На этом разговор и прервался.
— Джу?
— Да?
— Единственное на чем отсюда можно сбежать — это траулер или вертолет.
— А мы не могли бы попросить мистера Фринтона, чтобы он взял нас с собой?
— Дурочка!
— Он, вроде, не такой плохой, как… как некоторые.
— Разве мы можем его о чем-то просить, когда он работает на Хозяина? Что это тебе в голову взбрело?
— Но мы же не сумеем спрятаться на вертолете так, чтобы нас не заметили. Там и места-то нет.
— Если на то пошло, так и на траулере не больно-то спрячешься, особенно с Шутькой.
— Шутьку мы бросить не можем.
— Конечно, не можем.
— Никки.
— Ну?
— Эти дурацкие рубахи. Как бы нам с тобой раздобыть нормальную одежду, ушить что-нибудь, что ли? А то мне уже опротивело изображать херувима. Может, мистер Фринтон сумеет что-нибудь заказать в Ирландии? Он мог бы снять с нас мерки.
— Мне вот что интересно, — задумчиво сказал Никки, — нельзя ли спрятать в вертолете записку. Не про одежду, а насчет того, чтобы нас выручили отсюда. Должен же кто-то на той стороне обслуживать вертолет, он мог бы найти записку, если бы мы засунули ее куданибудь в двигатель…
— А давай отправим письмо в бутылке.
Никки повернул голову, подпираемую загорелой рукой и уставился на сестру укоризненным глазом. Так адмирал озирает младшего лейтенанта, и молчание при этом хранит точно такое же.
— Нет, но ее же могут найти.
Молчание.
— Могут или не могут?
Он отвернулся. Невежество сестры было слишком вопиющим, чтобы о нем стоило разговаривать.
— Дельфины! — воскликнула Джуди.
Никки мигом вскочил на ноги. Дельфины были их любимыми рыбами, вернее, млекопитающими.
— Где?
Дельфины плыли примерно в полумиле от них, но плыли к острову. Большие блестящие спины вырастали из воды одна за другой, — быть может, дельфины охотились за идущей близко к поверхности рыбой, а может быть, просто играли, испытывая блаженство и радость. Они приближались, и гладкие, обтекаемые, мерцающие тела их поочередно пробивали поверхность воды, — хотя возможно, что кто-то из них временами выскакивал наверх и не в свой черед.

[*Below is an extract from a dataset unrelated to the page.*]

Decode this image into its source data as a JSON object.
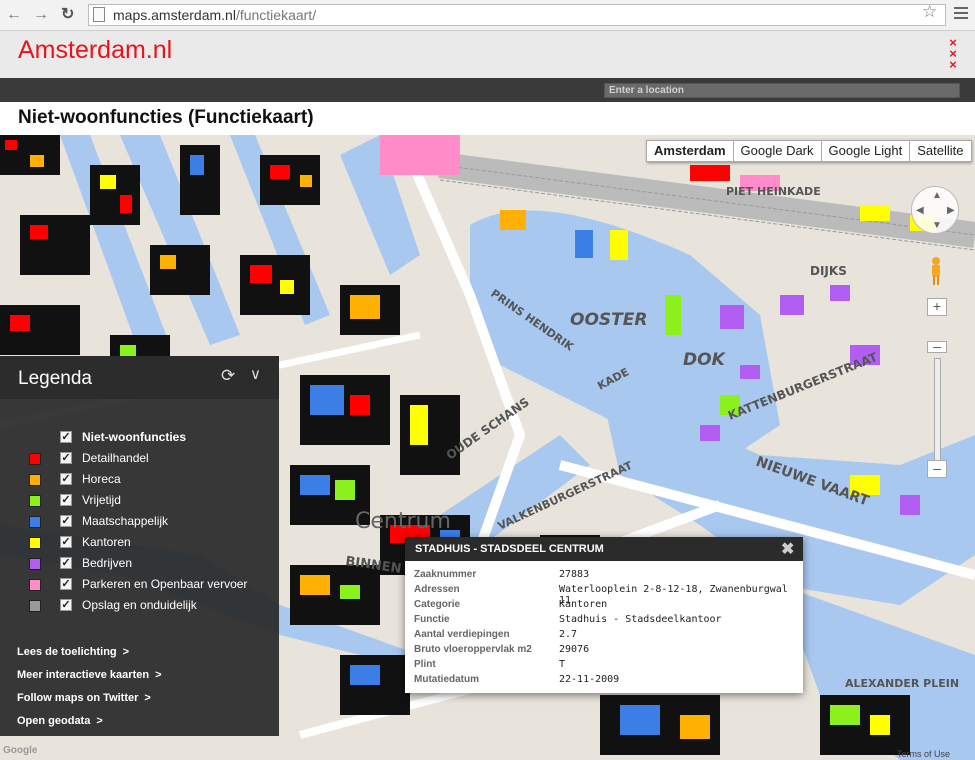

Они скользили, струясь и сверкая, между воздушной и водной стихиями, перекатываясь по неторопливой дуге, словно конь-качалка или доска качелей, — голова-хвост, голова-хвост. Но ни та, ни другой никогда полностью не покидали воды. Целая стая дельфинов! Будь они стайкой купающихся школьников, они бы сейчас ныряли, падая в море, словно с небес. Но океанские школяры ныряли из моря в небо. Как радостно было предвкушать их появление, пересчитывать их, пока они приближались, и молиться, чтобы они подошли поближе.
— Они не охотятся, — сказал Никки. — Если бы они шли за рыбьим косяком, там бы и олуши тоже вертелись. Они просто веселятся.
Дельфины приближались. Дугой идущие во главе стаи подводные существа с каждым разом выпрыгивали из воды все ближе и ближе, пока спина самого близкого не оказалась совсем рядом с детьми, так что те могли, протянув руку, уронить на эту спину кусочек печенья. Спина его появилась из воды прямо под ними, и полное веселого дружелюбия око дельфина, едва показавшись над водой, задержалось на близнецах, похоже, подмигнуло и ушло под воду с удовлетворенной ухмылкой обладателя острого разума, какую видишь в пантомиме на физиономии черта, перед тем, как ему провалиться под сцену. Дети остались при впечатлении, что на этом усмешливом оке и держится, будто на точке опоры, доска качелей.